Finalmente, el tercero de los objetivos es motivar a los ciudadanos a votar por el candidato anunciado. Es un llamado a la acción de votar cierto día.

Esos tres objetivos de la publicidad de los candidatos políticos tratan de ser alcanzados creando contenidos que a su vez tienen características bien definidas.

Necesitan acomodarse a los formatos de televisión y radio principalmente, es decir, son necesariamente breves y tiene que ser repetidos varias veces.

No solamente deben ser breves y capaces de repetirse, a veces hasta el cansancio,.También debe ser memorables en su forma de exposición. Deben estar bien hechos. Deben contener mensajes claros y breves. Y tener eso que se llama memorabilidad.

En cuanto a la estrategia de los medios, estos mensajes buscan tener la capacidad de llegar a todas las capas de la población con la mayor frecuencia posible. Esto es lo que ocasiona una saturación de mensajes políticos en tiempos electorales.

Durante el tiempo que duran las campañas los mensajes son repetidos una y otra vez. En México esto sucede hasta el nivel de lo absurdo.

En realidad no hay mucha diferencia en cuanto a la técnica que se usa para anunciar una marca comercial, como un refresco y la técnica que se usa para anunciar a un candidato político en tiempos electorales. Los principios son los mismos.

Lo que creo que bien vale una segunda opinión es constatar que la importación de una técnica de publicidad comercial al campo político no está libre de fallas y errores.

Por ejemplo, en la publicidad política se necesita una simplificación extrema del contenido de la plataforma electoral del candidato. No hay capacidad para que el mensaje pueda comunicar mensajes complicados. Esta es la razón por la que se usan eslóganes vagos y promesas abstractas.

También, la publicidad política tiene una cimentación endeble. Mucho de ella se fundamenta en la personalidad del candidato. Me refiero a la imagen pública y a rasgos de su personalidad, en una proporción mucho mayor a la de sus ideas y propuestas.

Esta publicidad coloca un énfasis enorme en las apariencias del candidato tratando de hacer que él sea lo más similar posible al pueblo en general, O a algún segmento de mucho peso electoral.

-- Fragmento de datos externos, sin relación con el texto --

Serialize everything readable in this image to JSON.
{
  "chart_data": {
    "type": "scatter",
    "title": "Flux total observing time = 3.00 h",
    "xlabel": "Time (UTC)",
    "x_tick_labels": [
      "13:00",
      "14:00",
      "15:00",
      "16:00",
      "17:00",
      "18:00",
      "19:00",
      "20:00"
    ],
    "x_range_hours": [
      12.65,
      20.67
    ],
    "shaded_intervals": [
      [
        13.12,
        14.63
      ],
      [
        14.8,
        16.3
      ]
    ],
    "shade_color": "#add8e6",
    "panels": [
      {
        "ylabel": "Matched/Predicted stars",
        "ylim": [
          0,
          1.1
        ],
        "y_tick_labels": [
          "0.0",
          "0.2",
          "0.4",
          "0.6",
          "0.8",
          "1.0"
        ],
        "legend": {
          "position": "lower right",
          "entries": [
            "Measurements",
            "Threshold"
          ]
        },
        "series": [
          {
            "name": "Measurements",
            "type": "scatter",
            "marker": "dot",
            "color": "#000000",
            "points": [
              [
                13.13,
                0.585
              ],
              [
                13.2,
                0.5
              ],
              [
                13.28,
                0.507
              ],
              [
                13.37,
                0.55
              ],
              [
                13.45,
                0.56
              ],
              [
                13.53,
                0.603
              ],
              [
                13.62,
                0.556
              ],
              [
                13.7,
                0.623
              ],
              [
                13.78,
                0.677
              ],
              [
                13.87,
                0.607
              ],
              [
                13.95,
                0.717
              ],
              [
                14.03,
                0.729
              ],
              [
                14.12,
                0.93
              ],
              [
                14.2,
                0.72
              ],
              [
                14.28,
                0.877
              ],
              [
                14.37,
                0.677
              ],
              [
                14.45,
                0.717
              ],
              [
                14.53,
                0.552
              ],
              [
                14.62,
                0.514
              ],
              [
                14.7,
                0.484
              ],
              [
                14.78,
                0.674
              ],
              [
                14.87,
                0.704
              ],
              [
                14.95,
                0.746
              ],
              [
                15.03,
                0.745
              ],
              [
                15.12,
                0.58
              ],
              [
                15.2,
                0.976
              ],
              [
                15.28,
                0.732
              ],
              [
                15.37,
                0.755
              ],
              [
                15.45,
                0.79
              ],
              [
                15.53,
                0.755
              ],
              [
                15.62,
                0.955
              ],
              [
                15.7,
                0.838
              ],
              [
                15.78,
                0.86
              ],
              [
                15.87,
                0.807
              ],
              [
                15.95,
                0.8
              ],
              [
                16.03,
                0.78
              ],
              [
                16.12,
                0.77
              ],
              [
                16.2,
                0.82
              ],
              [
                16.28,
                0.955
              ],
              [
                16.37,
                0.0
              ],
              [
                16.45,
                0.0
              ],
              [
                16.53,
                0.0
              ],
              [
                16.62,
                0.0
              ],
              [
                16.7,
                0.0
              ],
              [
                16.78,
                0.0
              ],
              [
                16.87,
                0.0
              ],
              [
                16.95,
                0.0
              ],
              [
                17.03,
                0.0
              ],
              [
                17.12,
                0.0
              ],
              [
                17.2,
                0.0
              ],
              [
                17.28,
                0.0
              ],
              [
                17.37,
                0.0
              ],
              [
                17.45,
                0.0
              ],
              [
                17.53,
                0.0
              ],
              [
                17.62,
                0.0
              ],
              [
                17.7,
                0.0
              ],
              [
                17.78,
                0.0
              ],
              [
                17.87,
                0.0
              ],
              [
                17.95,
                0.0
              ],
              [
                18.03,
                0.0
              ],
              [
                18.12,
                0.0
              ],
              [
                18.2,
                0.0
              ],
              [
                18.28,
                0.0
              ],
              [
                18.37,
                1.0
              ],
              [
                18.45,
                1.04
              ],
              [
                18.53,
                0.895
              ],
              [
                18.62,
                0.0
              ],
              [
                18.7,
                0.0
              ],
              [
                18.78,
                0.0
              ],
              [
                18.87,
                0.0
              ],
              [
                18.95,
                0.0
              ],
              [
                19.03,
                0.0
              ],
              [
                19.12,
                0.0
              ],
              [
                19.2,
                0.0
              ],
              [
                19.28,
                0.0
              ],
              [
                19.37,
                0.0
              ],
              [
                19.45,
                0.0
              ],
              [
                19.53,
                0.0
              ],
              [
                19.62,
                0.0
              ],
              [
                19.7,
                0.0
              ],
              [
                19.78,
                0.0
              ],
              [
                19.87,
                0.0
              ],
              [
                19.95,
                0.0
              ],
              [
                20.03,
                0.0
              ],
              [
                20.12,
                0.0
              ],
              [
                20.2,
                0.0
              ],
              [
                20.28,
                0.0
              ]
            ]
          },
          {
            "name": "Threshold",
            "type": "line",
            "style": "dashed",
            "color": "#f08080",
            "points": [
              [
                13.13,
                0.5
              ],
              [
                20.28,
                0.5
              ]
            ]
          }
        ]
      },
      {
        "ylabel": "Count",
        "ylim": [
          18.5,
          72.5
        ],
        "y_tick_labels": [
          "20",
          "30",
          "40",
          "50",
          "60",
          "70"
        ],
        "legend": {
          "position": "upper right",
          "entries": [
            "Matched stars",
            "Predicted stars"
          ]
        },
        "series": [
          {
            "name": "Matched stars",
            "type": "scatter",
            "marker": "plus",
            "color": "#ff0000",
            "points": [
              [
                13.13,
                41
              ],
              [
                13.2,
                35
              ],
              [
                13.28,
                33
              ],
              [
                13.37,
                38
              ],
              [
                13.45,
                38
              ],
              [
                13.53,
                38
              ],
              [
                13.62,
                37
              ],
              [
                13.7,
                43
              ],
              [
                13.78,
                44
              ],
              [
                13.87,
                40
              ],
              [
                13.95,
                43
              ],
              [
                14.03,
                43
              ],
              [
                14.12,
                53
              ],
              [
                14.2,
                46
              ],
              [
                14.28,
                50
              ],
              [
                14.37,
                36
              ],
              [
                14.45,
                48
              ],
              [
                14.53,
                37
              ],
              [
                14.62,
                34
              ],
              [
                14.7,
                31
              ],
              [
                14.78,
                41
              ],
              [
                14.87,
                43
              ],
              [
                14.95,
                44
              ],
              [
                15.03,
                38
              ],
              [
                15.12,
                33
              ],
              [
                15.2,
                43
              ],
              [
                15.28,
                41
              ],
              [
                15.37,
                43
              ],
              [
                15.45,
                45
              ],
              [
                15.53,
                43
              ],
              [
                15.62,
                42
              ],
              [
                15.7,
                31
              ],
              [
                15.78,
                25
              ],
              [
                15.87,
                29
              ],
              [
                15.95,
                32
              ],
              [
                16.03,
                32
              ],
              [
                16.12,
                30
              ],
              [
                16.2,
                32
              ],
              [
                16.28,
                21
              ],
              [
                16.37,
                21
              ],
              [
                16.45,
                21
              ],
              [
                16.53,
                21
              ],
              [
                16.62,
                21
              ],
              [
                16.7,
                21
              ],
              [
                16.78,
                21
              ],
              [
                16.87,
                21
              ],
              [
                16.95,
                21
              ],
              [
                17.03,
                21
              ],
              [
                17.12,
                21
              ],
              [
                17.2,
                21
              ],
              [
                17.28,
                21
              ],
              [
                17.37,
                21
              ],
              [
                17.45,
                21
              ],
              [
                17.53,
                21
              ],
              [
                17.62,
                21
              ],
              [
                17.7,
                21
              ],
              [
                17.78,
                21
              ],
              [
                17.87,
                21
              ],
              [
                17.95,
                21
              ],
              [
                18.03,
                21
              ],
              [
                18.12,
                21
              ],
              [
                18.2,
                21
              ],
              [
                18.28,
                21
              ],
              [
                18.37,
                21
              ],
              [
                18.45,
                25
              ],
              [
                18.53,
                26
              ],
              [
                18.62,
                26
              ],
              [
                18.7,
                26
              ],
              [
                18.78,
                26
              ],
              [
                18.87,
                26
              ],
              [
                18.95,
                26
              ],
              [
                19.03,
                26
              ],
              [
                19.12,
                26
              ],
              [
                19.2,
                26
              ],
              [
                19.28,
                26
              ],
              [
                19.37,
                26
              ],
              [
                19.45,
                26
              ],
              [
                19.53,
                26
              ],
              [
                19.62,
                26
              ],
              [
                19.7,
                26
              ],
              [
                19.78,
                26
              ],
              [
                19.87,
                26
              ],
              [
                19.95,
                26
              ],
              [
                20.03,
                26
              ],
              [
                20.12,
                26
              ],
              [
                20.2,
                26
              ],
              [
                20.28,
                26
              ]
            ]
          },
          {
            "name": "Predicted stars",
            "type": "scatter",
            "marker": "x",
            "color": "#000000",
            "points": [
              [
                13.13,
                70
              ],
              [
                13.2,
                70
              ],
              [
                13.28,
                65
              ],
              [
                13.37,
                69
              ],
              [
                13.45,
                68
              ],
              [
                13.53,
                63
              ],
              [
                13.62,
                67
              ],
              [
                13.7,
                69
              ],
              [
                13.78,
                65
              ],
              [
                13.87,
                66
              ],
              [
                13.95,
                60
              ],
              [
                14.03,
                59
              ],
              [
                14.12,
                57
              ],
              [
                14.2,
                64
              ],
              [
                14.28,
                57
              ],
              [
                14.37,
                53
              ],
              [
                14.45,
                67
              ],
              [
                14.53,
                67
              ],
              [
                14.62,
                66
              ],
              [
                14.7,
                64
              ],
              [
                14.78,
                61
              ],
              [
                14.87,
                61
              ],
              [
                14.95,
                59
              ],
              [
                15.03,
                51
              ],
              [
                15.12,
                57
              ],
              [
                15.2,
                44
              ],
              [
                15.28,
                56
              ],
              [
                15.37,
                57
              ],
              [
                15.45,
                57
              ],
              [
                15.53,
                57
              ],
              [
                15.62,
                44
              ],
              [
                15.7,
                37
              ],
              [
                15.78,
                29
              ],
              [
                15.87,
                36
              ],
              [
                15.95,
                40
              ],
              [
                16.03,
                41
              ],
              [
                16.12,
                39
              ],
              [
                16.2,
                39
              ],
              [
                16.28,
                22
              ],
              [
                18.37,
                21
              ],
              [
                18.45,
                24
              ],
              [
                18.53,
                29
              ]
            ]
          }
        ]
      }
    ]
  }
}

Ya que la publicidad política de los candidatos debe acomodarse a mensajes breves de unos pocos segundos, los mensajes publicitarios se alejan de temas complejos. Se alejan también de argumentaciones sutiles y temas controvertidos.

La publicidad política de los candidatos, ante la necesidad de llamar la atención y lograr preferencia de voto, suele moverse hacia la emisión de un número creciente de promesas.

De cosas que el candidato promete hacer en caso de ser elegido y que no son más que favores gubernamentales, como aumentar el gasto público y reducir impuestos

Pero sobre todo, la equiparación de un simple mensaje comercial con un vital mensaje político consiste en la devaluación del mismo candidato y sus propuestas. Esta publicidad política se convierte en un mero instrumento de persuasión que descuida su veracidad y pierde su seriedad.

Los ciudadanos que votan usando como base la información que derivan de las campañas electorales no sienten la necesidad de conocer las ideas del candidato. Simplemente se limitan a tener una desordenada serie de impresiones personales basadas en la imagen del mismo.

Me parece que en la importación de técnicas a la que me refiero del campo comercial al campo político, se hace más fácil entender la diferencia que existe entre un gobierno popular y un buen gobierno.

La publicidad política podrá lograr la creación de gobiernos populares pero será extremadamente difícil que logre la elección de un gobierno bueno. Y si lo hace, será por mera casualidad.